SINABANG — Program Makanan Bergizi Gratis (MBG) di Kabupaten Simeulue kembali bergulir setelah enam Satuan Pelayanan Pemenuhan Gizi (SPPG) yang sempat vakum beroperasi lagi. Enam SPPG tersebut tersebar di beberapa kecamatan dan mulai melayani kebutuhan gizi anak sekolah secara bertahap.
Koordinator BGN Wilayah Simeulue Elysa Wulandari mengonfirmasi bahwa dana operasional untuk enam unit SPPG telah ditransfer oleh Badan Gizi Nasional (BGN) Pusat. "Alhamdulillah, dana operasionalnya sudah masuk, jadi enam SPPG tersebut kembali beroperasi," ujarnya, Minggu (14/6/2026).
Dari enam SPPG, satu unit sudah beroperasi sejak Kamis (11/6/2026), sementara lima unit lainnya menyusul pada Sabtu (13/6/2026).
Keenam SPPG yang kembali melayani MBG meliputi SPPG Simeulue Timur Lugu, SPPG Simeulue Timur Ameria Bahagia, SPPG Simeulue Timur Suka Jaya, SPPG Simeulue Cut Latak Aya, SPPG Teupah Selatan Labuhan Bakti, dan SPPG Simeulue Barat Layabaung.
Keberadaan SPPG ini menjadi penting karena menyasar pemenuhan gizi anak sekolah di wilayah kepulauan yang selama ini kerap menghadapi kendala distribusi dan pendanaan.
Sebelumnya, enam SPPG tersebut berhenti beroperasi karena kendala dana operasional yang tidak kunjung turun. Kondisi ini sempat dikhawatirkan mengganggu asupan gizi harian anak-anak di Simeulue, terutama di daerah terpencil.
Dengan cairnya dana dari pusat, layanan MBG kini kembali normal.

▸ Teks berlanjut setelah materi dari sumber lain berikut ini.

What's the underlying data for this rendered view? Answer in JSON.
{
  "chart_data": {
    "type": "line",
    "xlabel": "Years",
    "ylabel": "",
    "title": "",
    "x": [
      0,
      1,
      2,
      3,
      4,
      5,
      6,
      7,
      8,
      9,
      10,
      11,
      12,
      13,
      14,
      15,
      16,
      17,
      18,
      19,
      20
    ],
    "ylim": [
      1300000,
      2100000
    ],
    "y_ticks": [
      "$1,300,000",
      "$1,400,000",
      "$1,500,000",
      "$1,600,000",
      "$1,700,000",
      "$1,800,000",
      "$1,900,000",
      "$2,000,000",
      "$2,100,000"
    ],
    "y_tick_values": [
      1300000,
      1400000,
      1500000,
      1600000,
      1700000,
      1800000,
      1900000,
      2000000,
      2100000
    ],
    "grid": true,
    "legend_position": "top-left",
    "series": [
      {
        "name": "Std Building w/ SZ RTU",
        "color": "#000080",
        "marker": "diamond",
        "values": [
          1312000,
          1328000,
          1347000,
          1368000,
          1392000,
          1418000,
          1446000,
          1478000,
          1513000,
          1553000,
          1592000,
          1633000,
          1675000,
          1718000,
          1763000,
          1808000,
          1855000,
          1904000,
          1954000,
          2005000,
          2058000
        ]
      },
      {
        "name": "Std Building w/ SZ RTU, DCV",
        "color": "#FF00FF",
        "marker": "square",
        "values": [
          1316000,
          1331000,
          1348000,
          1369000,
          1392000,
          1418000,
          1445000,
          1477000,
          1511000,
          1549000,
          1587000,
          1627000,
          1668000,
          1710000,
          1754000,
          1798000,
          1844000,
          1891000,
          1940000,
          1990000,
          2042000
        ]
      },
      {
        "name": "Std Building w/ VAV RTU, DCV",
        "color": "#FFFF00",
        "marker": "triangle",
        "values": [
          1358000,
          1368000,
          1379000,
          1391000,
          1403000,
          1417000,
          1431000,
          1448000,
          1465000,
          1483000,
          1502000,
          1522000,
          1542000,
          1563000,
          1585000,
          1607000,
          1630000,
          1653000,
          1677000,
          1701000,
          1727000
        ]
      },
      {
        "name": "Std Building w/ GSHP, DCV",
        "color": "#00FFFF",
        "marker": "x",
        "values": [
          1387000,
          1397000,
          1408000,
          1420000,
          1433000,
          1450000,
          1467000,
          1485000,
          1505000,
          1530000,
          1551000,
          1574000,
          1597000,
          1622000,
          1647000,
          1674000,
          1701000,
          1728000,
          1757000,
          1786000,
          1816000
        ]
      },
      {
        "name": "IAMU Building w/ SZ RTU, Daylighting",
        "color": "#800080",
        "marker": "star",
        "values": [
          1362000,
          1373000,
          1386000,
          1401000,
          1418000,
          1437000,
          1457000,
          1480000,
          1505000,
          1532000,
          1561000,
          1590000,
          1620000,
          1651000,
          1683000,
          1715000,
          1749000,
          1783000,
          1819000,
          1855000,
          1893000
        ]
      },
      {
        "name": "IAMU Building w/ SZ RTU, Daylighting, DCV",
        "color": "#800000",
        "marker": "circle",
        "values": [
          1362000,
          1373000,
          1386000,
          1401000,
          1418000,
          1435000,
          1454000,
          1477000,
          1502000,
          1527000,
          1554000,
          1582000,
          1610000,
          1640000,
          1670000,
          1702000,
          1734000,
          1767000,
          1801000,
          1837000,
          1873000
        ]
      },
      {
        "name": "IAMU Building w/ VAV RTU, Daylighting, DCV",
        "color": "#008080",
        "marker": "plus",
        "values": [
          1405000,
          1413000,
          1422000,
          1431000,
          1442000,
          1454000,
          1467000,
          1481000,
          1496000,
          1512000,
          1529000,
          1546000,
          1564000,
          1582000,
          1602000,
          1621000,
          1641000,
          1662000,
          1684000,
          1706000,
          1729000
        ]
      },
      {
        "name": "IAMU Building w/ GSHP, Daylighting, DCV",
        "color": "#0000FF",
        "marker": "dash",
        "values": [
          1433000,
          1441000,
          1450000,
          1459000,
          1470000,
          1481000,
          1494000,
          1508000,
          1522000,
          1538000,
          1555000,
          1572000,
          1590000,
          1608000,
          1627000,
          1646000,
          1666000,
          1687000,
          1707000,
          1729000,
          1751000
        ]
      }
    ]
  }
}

Elysa berharap tidak ada lagi kendala serupa ke depannya agar program berjalan lancar dan berkelanjutan.
Kembali beroperasinya SPPG ini langsung dirasakan oleh para siswa di enam titik kecamatan. Mereka kembali menerima makanan bergizi gratis yang disiapkan oleh masing-masing SPPG setiap hari sekolah.
Program MBG sendiri merupakan bagian dari upaya pemerintah pusat menekan angka stunting dan malnutrisi di daerah, termasuk di wilayah barat Indonesia seperti Simeulue yang memiliki karakteristik geografis menantang.